Per questo decido di andarci piano con la vendetta di Kyle. Ha passato tutto il pomeriggio a parlare con una delle tre ragazze -le altre due poverette hanno parlato con i gemelli- e ogni tanto mi lanciava delle occhiate di sfida.

Io ho chiamato Savannah per perdere un po' di tempo e ho fatto un video per i miei amici, che hanno amato il posto. L'ho mandato sul gruppo, dove c'è anche Omar. Lui l'ha visto ma non ha risposto.

«Tesoro, va tutto bene?» Mia madre poggia una mano sulla mia e sforza un sorriso.

Annuisco. «Sono solo un po' stanca.» Tra Kyle che mi fa i dispetti, la consapevolezza di aver perso Omar anche come amico e Luis che evita me e Nate la mia testa sta esplodendo.

«Se vuoi andare a dormire prima vai pure, Morgan.» Micheal prende un sorso di vino. «Abbiamo praticamente finito di cenare.»

Annuisco e mi pulisco con il tovagliolo la bocca un'ultima volta, prima di alzarmi e salutare tutti.

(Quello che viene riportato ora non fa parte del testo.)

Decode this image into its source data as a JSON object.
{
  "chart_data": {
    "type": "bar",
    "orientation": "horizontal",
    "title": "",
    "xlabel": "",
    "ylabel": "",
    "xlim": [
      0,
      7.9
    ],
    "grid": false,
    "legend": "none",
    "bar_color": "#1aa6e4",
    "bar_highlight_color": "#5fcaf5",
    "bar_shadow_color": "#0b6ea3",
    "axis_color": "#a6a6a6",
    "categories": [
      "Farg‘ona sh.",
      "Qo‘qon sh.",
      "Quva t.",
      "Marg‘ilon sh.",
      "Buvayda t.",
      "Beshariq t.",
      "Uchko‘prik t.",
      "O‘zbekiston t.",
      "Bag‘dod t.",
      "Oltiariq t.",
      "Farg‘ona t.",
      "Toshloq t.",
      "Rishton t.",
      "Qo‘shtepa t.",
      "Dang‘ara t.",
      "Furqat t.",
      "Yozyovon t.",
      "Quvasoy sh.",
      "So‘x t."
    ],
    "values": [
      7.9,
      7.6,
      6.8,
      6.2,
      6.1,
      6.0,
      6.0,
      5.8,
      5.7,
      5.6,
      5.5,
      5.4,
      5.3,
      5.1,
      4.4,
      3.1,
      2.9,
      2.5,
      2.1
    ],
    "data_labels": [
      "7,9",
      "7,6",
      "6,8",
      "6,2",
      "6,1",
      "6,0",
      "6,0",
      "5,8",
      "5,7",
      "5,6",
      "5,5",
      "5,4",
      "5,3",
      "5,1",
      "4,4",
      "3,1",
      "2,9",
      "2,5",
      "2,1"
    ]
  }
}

Il ristorante dove siamo andati è del resort in cui stiamo. È all'aperto e sul mare, infatti non indossiamo le scarpe perché si riempirebbero di sabbia. È coperto solo da un tetto di legno, ma si lati è scoperto e dal soffitto cadono tanti aggrovigli di luci colorate. Un luogo abbastanza romantico, se non fossi con la mia famiglia e con il mio nemico.

A malincuore me ne vado. Sono troppo triste per godere a pieno di questo meraviglioso posto, quindi mi riprometto che da domani starò meglio. Non mi rovinerò questa vacanza per colpa loro.

Mi stringo al cardigan che mi sono portata prima. Ho a malapena toccato cibo, perché il mio stomaco è chiuso e nonostante ci siano trenta gradi sto morendo di freddo.

Incrocio le braccia al petto e mi inoltro per le stradine del resort, verso la mia camera.
È rilassante però camminare e sentire le onde del mare, come se quel rumore cullasse ogni tuo pensiero. E anche le stelle che illuminano la strada, la luce fioca che rende tutto più calmo e sereno.

Se c'è un posto dove posso lasciare per un po' il dolore, è questo.

«Morgan!» Sento una voce chiamarmi, ma probabilmente è solo frutto della mia immaginazione. Come se Kyle se ne fregasse qualcosa.

Aumento il passo fino a marciare e correre quasi. Le lacrime mi offuscano la vista, ma non sto ancora piangendo. Devo arrivare in camera, poi potrò lasciarmi andare.

Mi ricordo che quando ero piccola non piangevo mai se non in camera mia. Mi portavo la coperta fino a sopra la testa e mi lasciavo andare. I gemelli entravano dopo una mezz'ora e mi portavano la cioccolata calda e il loro computer. Mi stringevano a sé e ci vedevamo insieme i nostri film preferiti.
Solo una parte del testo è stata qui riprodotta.